Кабинет директора располагался в  полуподвале, в небольшой комнатке похожей на келью, с окошком, забранном толстенными прутьями старинной решетки. Впрочем, иначе и не могло быть, так как и сам краеведческий музей расположился  в старинном церковном здании, с которого надо полагать в годы борьбы с религиозным опиумом, были содраны все купола.
Комнатка чем-то напоминала склад пункта приема забытых вещей. Все свободное пространство в ней,  кроме стола, небольшого кресла за ним и старинного венского стула, было занято самым невообразимым старинным, а то и просто поломанным хламом.
 Несколько патефонов сваленных один на другой, два желтых, в трещинах и сколах бивня мамонта, чучело императорского пингвина без одной лапы и кроме всего этого по стенам картины, иконы, гравюры. На столе парочка современных фотографий в рамках, где сама   Надежда Марковна изображалась то с девочкой лет пяти на руках, то с той же девочкой (наверняка дочь) но уже на коленях.
- А бабенка, судя по всему мать одиночка…- подумал Речкалов,  располагаясь на скрипящем венском стуле.          
-…Ну и чем моя скромная персона могла заинтересовать московское ФСБ?
 Стараясь не показывать страха,  поинтересовалась женщина, усаживаясь напротив.
Вячеслав Олегович взял лежащий на столе бронзовый  наконечник копья с приклеенной к нему маленькой белой биркой под номером двадцать четыре, и повертев его в руках спросил, пристально глядя в глаза директорше.
 – Скажите, милейшая Надежда Марковна, кто за последние двое суток из приезжих мужчин,  имел с вами аудиенцию и какие вопросы он вам задавал?
Красавчик Речкалов,  придал своему лицу настолько безразличное выражение, что любой на месте этой женщины,  понял бы сразу,  что все и вся нашим органам известно досконально и вопросы эти не более чем формальность.
- Так что, дорогая вы наша  Надежда Марковна? Мне повторить мой вопрос или довольно, вы и так все скажете?
- Слушайте, как вас там, Вячеслав Олегович кажется!?
Вспылила вдруг Бык.
– Как вы со мной разговариваете!? В какой интонации!? Кто вам дал на это права!?  Женщина вскочила, но под тяжелым взглядом начальника отдела ФСБ,  медленно опустилась в кресло…

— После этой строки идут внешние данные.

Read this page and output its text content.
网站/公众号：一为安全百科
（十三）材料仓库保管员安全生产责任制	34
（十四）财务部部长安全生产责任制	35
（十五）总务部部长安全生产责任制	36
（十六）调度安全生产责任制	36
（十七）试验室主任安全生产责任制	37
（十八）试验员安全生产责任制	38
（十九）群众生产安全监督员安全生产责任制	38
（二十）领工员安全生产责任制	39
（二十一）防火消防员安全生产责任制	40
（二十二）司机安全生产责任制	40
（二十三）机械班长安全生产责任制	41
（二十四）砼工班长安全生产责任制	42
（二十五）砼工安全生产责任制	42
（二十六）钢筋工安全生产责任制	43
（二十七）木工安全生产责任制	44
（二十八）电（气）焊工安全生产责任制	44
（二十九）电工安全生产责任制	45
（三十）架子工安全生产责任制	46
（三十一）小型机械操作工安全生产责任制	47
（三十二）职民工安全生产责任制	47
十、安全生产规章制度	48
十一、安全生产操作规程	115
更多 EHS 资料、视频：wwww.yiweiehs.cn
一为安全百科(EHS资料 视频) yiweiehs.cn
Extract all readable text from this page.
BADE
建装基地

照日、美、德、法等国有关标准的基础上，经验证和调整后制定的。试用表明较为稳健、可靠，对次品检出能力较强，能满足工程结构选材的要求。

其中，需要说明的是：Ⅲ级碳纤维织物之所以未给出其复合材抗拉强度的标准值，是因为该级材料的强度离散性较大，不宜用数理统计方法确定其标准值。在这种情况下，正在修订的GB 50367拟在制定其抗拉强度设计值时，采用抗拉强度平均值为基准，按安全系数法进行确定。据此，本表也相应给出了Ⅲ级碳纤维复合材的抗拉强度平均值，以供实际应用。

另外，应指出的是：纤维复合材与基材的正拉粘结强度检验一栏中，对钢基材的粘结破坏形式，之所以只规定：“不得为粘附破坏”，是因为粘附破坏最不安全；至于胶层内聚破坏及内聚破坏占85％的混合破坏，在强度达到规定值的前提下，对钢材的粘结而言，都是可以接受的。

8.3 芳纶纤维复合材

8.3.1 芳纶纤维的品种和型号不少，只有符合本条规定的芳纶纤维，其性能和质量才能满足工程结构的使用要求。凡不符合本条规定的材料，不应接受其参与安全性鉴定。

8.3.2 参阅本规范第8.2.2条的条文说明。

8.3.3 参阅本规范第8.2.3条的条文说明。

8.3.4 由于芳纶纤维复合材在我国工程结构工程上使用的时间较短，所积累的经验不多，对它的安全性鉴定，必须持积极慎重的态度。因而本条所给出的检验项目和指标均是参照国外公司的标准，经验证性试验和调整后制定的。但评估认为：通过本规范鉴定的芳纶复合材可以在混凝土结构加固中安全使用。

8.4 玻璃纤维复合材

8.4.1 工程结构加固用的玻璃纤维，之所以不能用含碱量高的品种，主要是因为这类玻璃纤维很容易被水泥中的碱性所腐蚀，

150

- Вы что ж думаете, что сейчас старые времена? Что вашу контору по-прежнему нужно опасаться? Что вы с вашими коллегами всесильны? Нет! Сейчас не тридцать седьмой год.…Все изменилось,…и уходите, я не хочу с вами продолжать разговор в таком ключе.…Уходите.
- Вы правы, госпожа Бык, сейчас не тридцать седьмой год!
  Бросил Речкалов жестко, при этом рука его, держащая наконечник копья почти незаметно дернулась, и бронза распорола грудь чучелу пингвина стоящего позади женщины на широком подоконнике.
- Раньше на вас бы завели дело. Долго и больно ломали бы суставы пальцев, не давали бы спать по ночам и поочередно насиловали в кабинете дознавателей.
Голос Речкалова , почти ласковый, пугал своей фальшью…
- И вы, несомненно, рассказали бы все что нужно.…Но к чему подобное членовредительство? В наше-то просвещенное время!? Нет…Это не гуманно.
Пара кубиков темно-коричневой жидкости и все, вы, любезная Надежда Марковна, расскажите нам не только про человека, о котором я вас спрашиваю практически по-дружески, но и о том, когда и с кем вы вступали в аморальную лесбийскую связь…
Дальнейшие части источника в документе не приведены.